When a module executes and pushes its data downstream, how soon it can be executed again is determined by the fact that whether its next execution may cause the output to be overwritten before its downstream modules done processing it. This is the concurrent read-write problem in pipeline parallelism. To tackle the problem, we allow locking of module output connections. For example, whenever a module perform a Push() operation, it can set lock on its outputs and wait until all of its downstream modules signal that its outputs have been processed. A locked module will not be called active by the scheduler, thus, might causes wasting of resources if the number of modules is not much larger the number of threads. The implementation is simply a vtkMutexLock with a number of connections to be locked.

For the default VTK behavior, Push() will lock with its number of output connections. Whenever a module is done execution (with a Push request), it will release its input (i.e. the upstream output) connection. This implicitly causes the modules to be updated in an order that no modules immediately connected to each other would be updated at the same time.

This behavior can totally be override for custom pipeline. Any module that wish too unlock its upstream modules can call ReleaseInputs(). Below is an example that a module unlocks its upstream modules as soon as its done reading the data (instead of done processing the data):

void RequestUpdateData(...) {
  // copying input data
  ...
 
  this->GetExecutive()->ReleaseInputs();
 
  // processing the copied data
  ...
}

Similarly, if a module does not wish to lock its output (e.g. it just writes to a dedicated memory area depending on the input), it can call vtkThreadedStreamingPipeline::PushNoLock(), which is the same syntax with Push() but will not lock any port.

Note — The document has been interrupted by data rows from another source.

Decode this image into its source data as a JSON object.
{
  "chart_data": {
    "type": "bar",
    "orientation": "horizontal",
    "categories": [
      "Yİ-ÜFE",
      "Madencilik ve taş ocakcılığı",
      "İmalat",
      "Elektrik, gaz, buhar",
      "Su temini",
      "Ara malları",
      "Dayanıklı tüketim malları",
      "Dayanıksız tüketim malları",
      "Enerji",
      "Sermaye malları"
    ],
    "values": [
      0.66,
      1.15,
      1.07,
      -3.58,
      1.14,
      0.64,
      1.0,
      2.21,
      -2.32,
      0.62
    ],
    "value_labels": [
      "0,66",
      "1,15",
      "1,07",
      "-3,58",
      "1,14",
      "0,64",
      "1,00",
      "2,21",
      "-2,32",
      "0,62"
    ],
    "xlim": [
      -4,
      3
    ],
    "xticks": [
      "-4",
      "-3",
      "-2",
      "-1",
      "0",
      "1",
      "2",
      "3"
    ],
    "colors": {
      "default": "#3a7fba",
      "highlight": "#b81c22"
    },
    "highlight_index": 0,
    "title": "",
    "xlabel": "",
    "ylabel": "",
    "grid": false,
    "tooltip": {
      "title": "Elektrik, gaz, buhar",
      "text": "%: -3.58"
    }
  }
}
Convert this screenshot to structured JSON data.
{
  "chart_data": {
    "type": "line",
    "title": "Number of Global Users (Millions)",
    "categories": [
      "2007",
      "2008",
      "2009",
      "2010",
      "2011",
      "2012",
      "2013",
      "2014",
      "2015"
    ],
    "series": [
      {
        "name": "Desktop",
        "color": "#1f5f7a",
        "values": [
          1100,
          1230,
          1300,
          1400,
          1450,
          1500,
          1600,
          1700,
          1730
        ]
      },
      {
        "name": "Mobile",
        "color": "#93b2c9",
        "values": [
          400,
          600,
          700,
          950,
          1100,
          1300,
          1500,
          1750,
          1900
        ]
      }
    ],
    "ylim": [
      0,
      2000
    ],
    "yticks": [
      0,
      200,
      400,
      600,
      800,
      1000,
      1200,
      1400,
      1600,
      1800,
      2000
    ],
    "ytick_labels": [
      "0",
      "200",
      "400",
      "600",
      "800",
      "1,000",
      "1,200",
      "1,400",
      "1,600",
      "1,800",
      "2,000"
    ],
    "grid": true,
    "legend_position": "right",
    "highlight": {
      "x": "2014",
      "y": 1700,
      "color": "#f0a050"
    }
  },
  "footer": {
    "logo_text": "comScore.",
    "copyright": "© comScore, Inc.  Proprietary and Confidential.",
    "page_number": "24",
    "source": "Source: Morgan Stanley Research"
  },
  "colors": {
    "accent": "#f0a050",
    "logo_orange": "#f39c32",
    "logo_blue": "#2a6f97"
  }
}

Resource Distributing Strategy

Right now the strategy has not yet received a lot of attention. It is rather quite simple. On the first run, all modules receive receives the minimum number of threads, mostly 1, unless the module COMPUTING_RESOURCES() specifies otherwise. As each module runs, vtkThreadedStreamingPipeline measures the time its algorithm spent on REQUEST_UPDATE_DATA(). Then, once a complete data block is processed, the scheduler will collect these information and split the number of threads on each branch upstream by the ratio of its running time.